This project focuses on analyzing and predicting various factors and consequences associated with traffic violations and crashes in the city of Chicago. The project utilizes a real-time dataset provided by the City of Chicago, which includes information on traffic congestion estimates, red light camera violations, speed violations, traffic crashes, and towed vehicles. The dataset contains multiple features that are crucial for drawing conclusions about the violations and their effects, whether they are financial or health-related.
The main objective of this project is to build an end-to-end big data pipeline that extracts real-time data, loads it into a database, and performs analytics services such as visualization and prediction. To achieve this objective, we employ tools such as Kafka or AWS Kinesis for data streaming, AWS DynamoDB or EMR for data storage and processing, and Machine Learning models (Logistic Regression and Random Forests) for prediction.
- Data Cleansing: Implement data cleansing techniques using Lambda functions to ensure data quality and consistency.
- Data Processing: Upload the necessary files to an S3 bucket for further processing.
- Real-time Data Loading: Utilize Lambda functions to upload the cleansed data into DynamoDB for real-time storage.
- Data Streaming: Enable Kinesis or Kafka data streaming for DynamoDB to process and analyze real-time data.
- Data Visualization: Leverage Tableau 2023.1 to create visualizations for various factors associated with the dataset.

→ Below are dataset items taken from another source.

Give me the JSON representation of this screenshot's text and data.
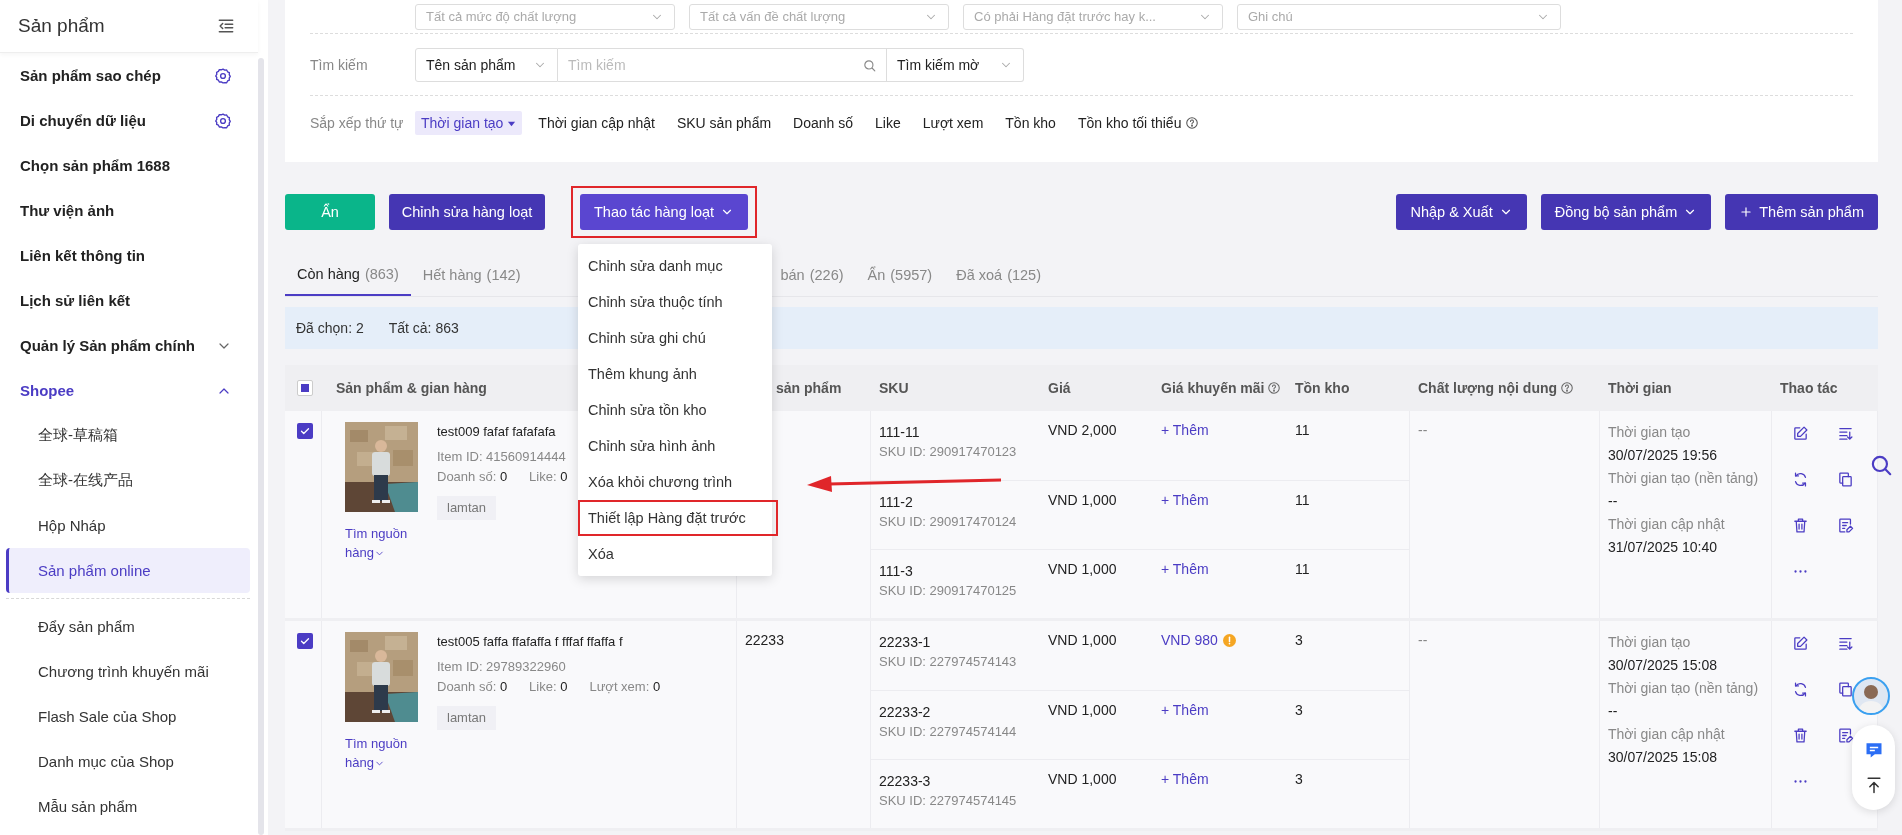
{
  "sidebar": {
    "title": "Sản phẩm",
    "items": [
      {
        "label": "Sản phẩm sao chép",
        "kind": "gear",
        "selected": false
      },
      {
        "label": "Di chuyển dữ liệu",
        "kind": "gear",
        "selected": false
      },
      {
        "label": "Chọn sản phẩm 1688",
        "kind": "plain",
        "selected": false
      },
      {
        "label": "Thư viện ảnh",
        "kind": "plain",
        "selected": false
      },
      {
        "label": "Liên kết thông tin",
        "kind": "plain",
        "selected": false
      },
      {
        "label": "Lịch sử liên kết",
        "kind": "plain",
        "selected": false
      },
      {
        "label": "Quản lý Sản phẩm chính",
        "kind": "group",
        "expanded": false,
        "selected": false
      },
      {
        "label": "Shopee",
        "kind": "group",
        "expanded": true,
        "selected": true,
        "sections": [
          {
            "children": [
              {
                "label": "全球-草稿箱",
                "selected": false
              },
              {
                "label": "全球-在线产品",
                "selected": false
              },
              {
                "label": "Hộp Nháp",
                "selected": false
              },
              {
                "label": "Sản phẩm online",
                "selected": true
              }
            ]
          },
          {
            "children": [
              {
                "label": "Đẩy sản phẩm",
                "selected": false
              },
              {
                "label": "Chương trình khuyến mãi",
                "selected": false
              },
              {
                "label": "Flash Sale của Shop",
                "selected": false
              },
              {
                "label": "Danh mục của Shop",
                "selected": false
              },
              {
                "label": "Mẫu sản phẩm",
                "selected": false
              }
            ]
          }
        ]
      }
    ]
  },
  "filters": {
    "quality": [
      "Tất cả mức độ chất lượng",
      "Tất cả vấn đề chất lượng",
      "Có phải Hàng đặt trước hay k...",
      "Ghi chú"
    ],
    "search": {
      "label": "Tìm kiếm",
      "field": "Tên sản phẩm",
      "placeholder": "Tìm kiếm",
      "mode": "Tìm kiếm mờ"
    },
    "sort": {
      "label": "Sắp xếp thứ tự",
      "options": [
        {
          "label": "Thời gian tạo",
          "selected": true,
          "help": false
        },
        {
          "label": "Thời gian cập nhật",
          "selected": false,
          "help": false
        },
        {
          "label": "SKU sản phẩm",
          "selected": false,
          "help": false
        },
        {
          "label": "Doanh số",
          "selected": false,
          "help": false
        },
        {
          "label": "Like",
          "selected": false,
          "help": false
        },
        {
          "label": "Lượt xem",
          "selected": false,
          "help": false
        },
        {
          "label": "Tồn kho",
          "selected": false,
          "help": false
        },
        {
          "label": "Tồn kho tối thiểu",
          "selected": false,
          "help": true
        }
      ]
    }
  },
  "toolbar": {
    "left": [
      {
        "label": "Ẩn",
        "kind": "success",
        "highlighted": false
      },
      {
        "label": "Chỉnh sửa hàng loạt",
        "kind": "primary",
        "highlighted": false
      },
      {
        "label": "Thao tác hàng loạt",
        "kind": "menu",
        "highlighted": true,
        "menu": {
          "items": [
            {
              "label": "Chỉnh sửa danh mục",
              "highlighted": false
            },
            {
              "label": "Chỉnh sửa thuộc tính",
              "highlighted": false
            },
            {
              "label": "Chỉnh sửa ghi chú",
              "highlighted": false
            },
            {
              "label": "Thêm khung ảnh",
              "highlighted": false
            },
            {
              "label": "Chỉnh sửa tồn kho",
              "highlighted": false
            },
            {
              "label": "Chỉnh sửa hình ảnh",
              "highlighted": false
            },
            {
              "label": "Xóa khỏi chương trình",
              "highlighted": false
            },
            {
              "label": "Thiết lập Hàng đặt trước",
              "highlighted": true
            },
            {
              "label": "Xóa",
              "highlighted": false
            }
          ]
        }
      }
    ],
    "right": [
      {
        "label": "Nhập & Xuất",
        "kind": "menu",
        "highlighted": false
      },
      {
        "label": "Đồng bộ sản phẩm",
        "kind": "menu",
        "highlighted": false
      },
      {
        "label": "Thêm sản phẩm",
        "kind": "add",
        "highlighted": false
      }
    ]
  },
  "tabs": [
    {
      "label": "Còn hàng",
      "count": "(863)",
      "selected": true
    },
    {
      "label": "Hết hàng",
      "count": "(142)",
      "selected": false
    },
    {
      "label": "bán",
      "count": "(226)",
      "selected": false
    },
    {
      "label": "Ẩn",
      "count": "(5957)",
      "selected": false
    },
    {
      "label": "Đã xoá",
      "count": "(125)",
      "selected": false
    }
  ],
  "selection": {
    "selected": "Đã chọn: 2",
    "total": "Tất cả: 863"
  },
  "table": {
    "select_all": {
      "partial": true
    },
    "columns": [
      {
        "label": "Sản phẩm & gian hàng",
        "help": false
      },
      {
        "label": "sản phẩm",
        "help": false
      },
      {
        "label": "SKU",
        "help": false
      },
      {
        "label": "Giá",
        "help": false
      },
      {
        "label": "Giá khuyến mãi",
        "help": true
      },
      {
        "label": "Tồn kho",
        "help": false
      },
      {
        "label": "Chất lượng nội dung",
        "help": true
      },
      {
        "label": "Thời gian",
        "help": false
      },
      {
        "label": "Thao tác",
        "help": false
      }
    ],
    "rows": [
      {
        "checked": true,
        "title": "test009 fafaf fafafafa",
        "item_id": "Item ID: 41560914444",
        "stats": [
          {
            "label": "Doanh số:",
            "value": "0"
          },
          {
            "label": "Like:",
            "value": "0"
          }
        ],
        "tag": "lamtan",
        "source": "Tìm nguồn hàng",
        "image": {
          "kind": "picture"
        },
        "variants": [
          {
            "sku": "111-11",
            "sku_id": "SKU ID: 290917470123",
            "price": "VND 2,000",
            "promo": {
              "kind": "add",
              "text": "+ Thêm"
            },
            "stock": "11"
          },
          {
            "sku": "111-2",
            "sku_id": "SKU ID: 290917470124",
            "price": "VND 1,000",
            "promo": {
              "kind": "add",
              "text": "+ Thêm"
            },
            "stock": "11"
          },
          {
            "sku": "111-3",
            "sku_id": "SKU ID: 290917470125",
            "price": "VND 1,000",
            "promo": {
              "kind": "add",
              "text": "+ Thêm"
            },
            "stock": "11"
          }
        ],
        "quality": "--",
        "times": [
          {
            "label": "Thời gian tạo",
            "value": "30/07/2025 19:56"
          },
          {
            "label": "Thời gian tạo (nền tảng)",
            "value": "--"
          },
          {
            "label": "Thời gian cập nhật",
            "value": "31/07/2025 10:40"
          }
        ]
      },
      {
        "checked": true,
        "title": "test005 faffa ffafaffa f fffaf ffaffa f",
        "item_id": "Item ID: 29789322960",
        "stats": [
          {
            "label": "Doanh số:",
            "value": "0"
          },
          {
            "label": "Like:",
            "value": "0"
          },
          {
            "label": "Lượt xem:",
            "value": "0"
          }
        ],
        "tag": "lamtan",
        "source": "Tìm nguồn hàng",
        "code": "22233",
        "image": {
          "kind": "picture"
        },
        "variants": [
          {
            "sku": "22233-1",
            "sku_id": "SKU ID: 227974574143",
            "price": "VND 1,000",
            "promo": {
              "kind": "price",
              "text": "VND 980",
              "warning": true
            },
            "stock": "3"
          },
          {
            "sku": "22233-2",
            "sku_id": "SKU ID: 227974574144",
            "price": "VND 1,000",
            "promo": {
              "kind": "add",
              "text": "+ Thêm"
            },
            "stock": "3"
          },
          {
            "sku": "22233-3",
            "sku_id": "SKU ID: 227974574145",
            "price": "VND 1,000",
            "promo": {
              "kind": "add",
              "text": "+ Thêm"
            },
            "stock": "3"
          }
        ],
        "quality": "--",
        "times": [
          {
            "label": "Thời gian tạo",
            "value": "30/07/2025 15:08"
          },
          {
            "label": "Thời gian tạo (nền tảng)",
            "value": "--"
          },
          {
            "label": "Thời gian cập nhật",
            "value": "30/07/2025 15:08"
          }
        ]
      }
    ]
  }
}
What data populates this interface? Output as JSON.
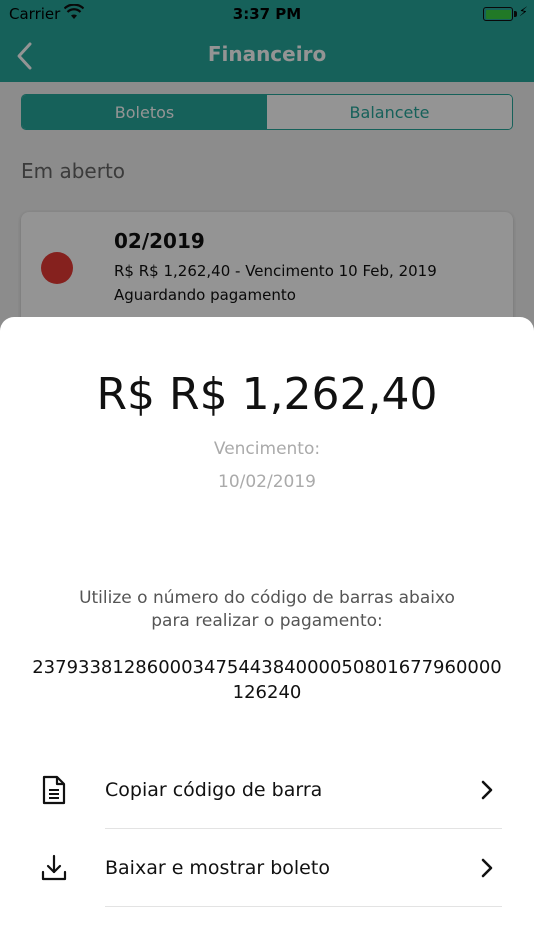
{
  "status_bar": {
    "carrier": "Carrier",
    "time": "3:37 PM"
  },
  "nav": {
    "title": "Financeiro",
    "back_icon": "chevron-left-icon"
  },
  "tabs": [
    {
      "label": "Boletos",
      "active": true
    },
    {
      "label": "Balancete",
      "active": false
    }
  ],
  "section_title": "Em aberto",
  "card": {
    "period": "02/2019",
    "line1": "R$ R$ 1,262,40 - Vencimento 10 Feb, 2019",
    "line2": "Aguardando pagamento",
    "status_color": "#e53935"
  },
  "sheet": {
    "amount": "R$ R$ 1,262,40",
    "due_label": "Vencimento:",
    "due_date": "10/02/2019",
    "instruction": "Utilize o número do código de barras abaixo para realizar o pagamento:",
    "barcode": "23793381286000347544384000050801677960000126240",
    "actions": [
      {
        "label": "Copiar código de barra",
        "icon": "document-icon"
      },
      {
        "label": "Baixar e mostrar boleto",
        "icon": "download-icon"
      }
    ]
  },
  "colors": {
    "accent": "#26a89c",
    "status_red": "#e53935"
  }
}
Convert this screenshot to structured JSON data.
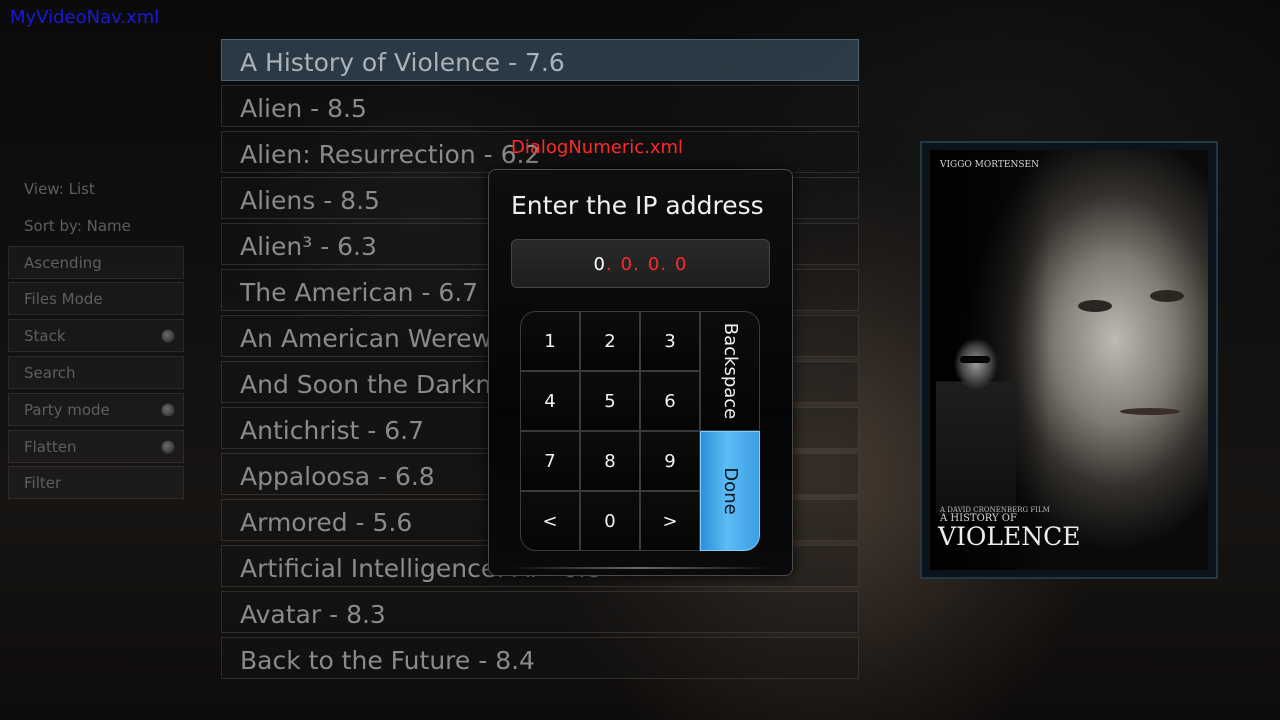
{
  "debug": {
    "nav_window": "MyVideoNav.xml",
    "dialog_window": "DialogNumeric.xml"
  },
  "side_menu": [
    {
      "label": "View: List",
      "plain": true
    },
    {
      "label": "Sort by: Name",
      "plain": true
    },
    {
      "label": "Ascending"
    },
    {
      "label": "Files Mode"
    },
    {
      "label": "Stack",
      "radio": true
    },
    {
      "label": "Search"
    },
    {
      "label": "Party mode",
      "radio": true
    },
    {
      "label": "Flatten",
      "radio": true
    },
    {
      "label": "Filter"
    }
  ],
  "movies": [
    "A History of Violence - 7.6",
    "Alien - 8.5",
    "Alien: Resurrection - 6.2",
    "Aliens - 8.5",
    "Alien³ - 6.3",
    "The American - 6.7",
    "An American Werewolf in London",
    "And Soon the Darkness - 5.2",
    "Antichrist - 6.7",
    "Appaloosa - 6.8",
    "Armored - 5.6",
    "Artificial Intelligence: AI - 6.8",
    "Avatar - 8.3",
    "Back to the Future - 8.4"
  ],
  "focused_movie_index": 0,
  "poster": {
    "actor": "VIGGO MORTENSEN",
    "kicker": "A DAVID CRONENBERG FILM",
    "subtitle": "A HISTORY OF",
    "title": "VIOLENCE"
  },
  "dialog": {
    "heading": "Enter the IP address",
    "ip_octets": [
      "0",
      "0",
      "0",
      "0"
    ],
    "active_octet": 0,
    "keys": {
      "k1": "1",
      "k2": "2",
      "k3": "3",
      "k4": "4",
      "k5": "5",
      "k6": "6",
      "k7": "7",
      "k8": "8",
      "k9": "9",
      "prev": "<",
      "k0": "0",
      "next": ">",
      "backspace": "Backspace",
      "done": "Done"
    }
  }
}
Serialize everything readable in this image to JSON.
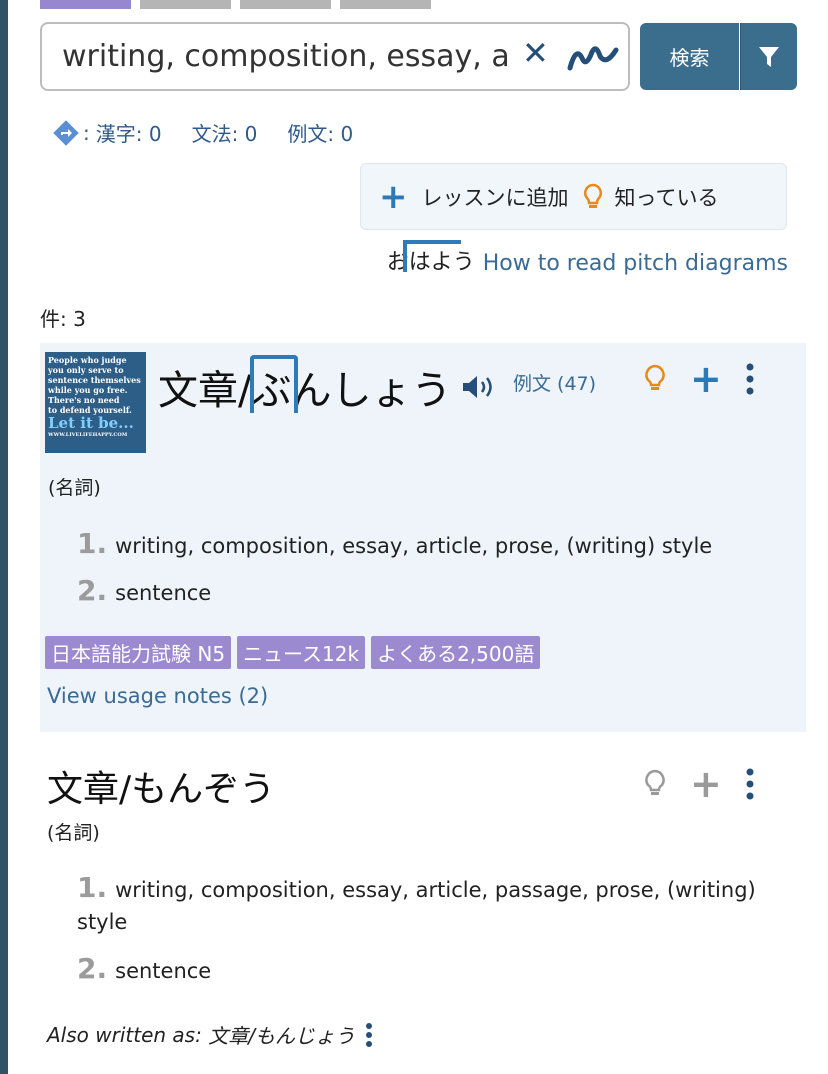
{
  "search": {
    "value": "writing, composition, essay, a",
    "search_label": "検索"
  },
  "counts": {
    "kanji": "漢字: 0",
    "grammar": "文法: 0",
    "sentences": "例文: 0",
    "prefix": ":"
  },
  "actions": {
    "add_lesson": "レッスンに追加",
    "known": "知っている"
  },
  "pitch_help": {
    "sample": "おはよう",
    "link": "How to read pitch diagrams"
  },
  "result_count": "件: 3",
  "entry1": {
    "thumb_lines": [
      "People who judge",
      "you only serve to",
      "sentence themselves",
      "while you go free.",
      "There's no need",
      "to defend yourself.",
      "Let it be...",
      "WWW.LIVELIFEHAPPY.COM"
    ],
    "word": "文章/ぶんしょう",
    "examples": "例文 (47)",
    "pos": "(名詞)",
    "senses": [
      {
        "num": "1.",
        "text": "writing, composition, essay, article, prose, (writing) style"
      },
      {
        "num": "2.",
        "text": "sentence"
      }
    ],
    "tags": [
      "日本語能力試験 N5",
      "ニュース12k",
      "よくある2,500語"
    ],
    "usage": "View usage notes (2)"
  },
  "entry2": {
    "word": "文章/もんぞう",
    "pos": "(名詞)",
    "senses": [
      {
        "num": "1.",
        "text": "writing, composition, essay, article, passage, prose, (writing) style"
      },
      {
        "num": "2.",
        "text": "sentence"
      }
    ],
    "also_label": "Also written as",
    "also_value": "文章/もんじょう"
  },
  "colors": {
    "accent": "#3b6d8d",
    "link": "#3a6b94",
    "tag": "#9c8ad0",
    "bulb": "#e88a1a"
  }
}
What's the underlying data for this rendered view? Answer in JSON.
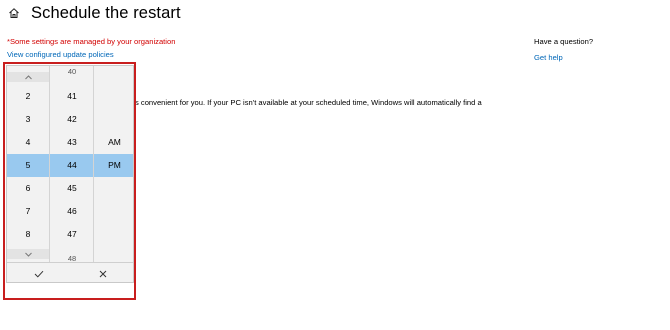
{
  "header": {
    "icon": "home-icon",
    "title": "Schedule the restart"
  },
  "notice": {
    "managed_text": "*Some settings are managed by your organization",
    "managed_color": "#d20000",
    "policies_link": "View configured update policies",
    "link_color": "#0067b8"
  },
  "body": {
    "text": "s convenient for you. If your PC isn't available at your scheduled time, Windows will automatically find a"
  },
  "help": {
    "question": "Have a question?",
    "link": "Get help"
  },
  "picker": {
    "hours": {
      "scroll_up_icon": "chevron-up-icon",
      "scroll_down_icon": "chevron-down-icon",
      "items": [
        "2",
        "3",
        "4",
        "5",
        "6",
        "7",
        "8"
      ],
      "selected": "5"
    },
    "minutes": {
      "items": [
        "40",
        "41",
        "42",
        "43",
        "44",
        "45",
        "46",
        "47",
        "48"
      ],
      "selected": "44"
    },
    "ampm": {
      "items": [
        "AM",
        "PM"
      ],
      "selected": "PM"
    },
    "selected_color": "#99c9ef",
    "accept_icon": "checkmark-icon",
    "cancel_icon": "close-icon"
  }
}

- Prediction with Machine Learning: Develop Machine Learning models using Logistic Regression and Random Forests to predict relevant outcomes.
Alongside the primary problem statement, we have addressed the following specific questions:
- When do most car crashes occur?
- What is the financial damage per incident?
- Are all car crashes fatal?
- How does road conditions affect car crashes?
This big data pipeline project demonstrates the successful utilization of various tools and systems to process and analyze large volumes of data efficiently. We have built a real-time data pipeline using AWS Kinesis/Kafka, S3, Lambda functions, DynamoDB, Tableau, and Sagemaker. Two approaches, AWS Kinesis and Kafka, were employed for the data streaming part. A Lambda function was used to process the data triggered by changes in S3 and store it in DynamoDB, a NoSQL database. The dataset was effectively visualized, and Machine Learning models using Sagemaker, including Logistic Regression and Random Forests, were created. All the questions posed at the beginning of the project were successfully answered through the analysis and predictions conducted.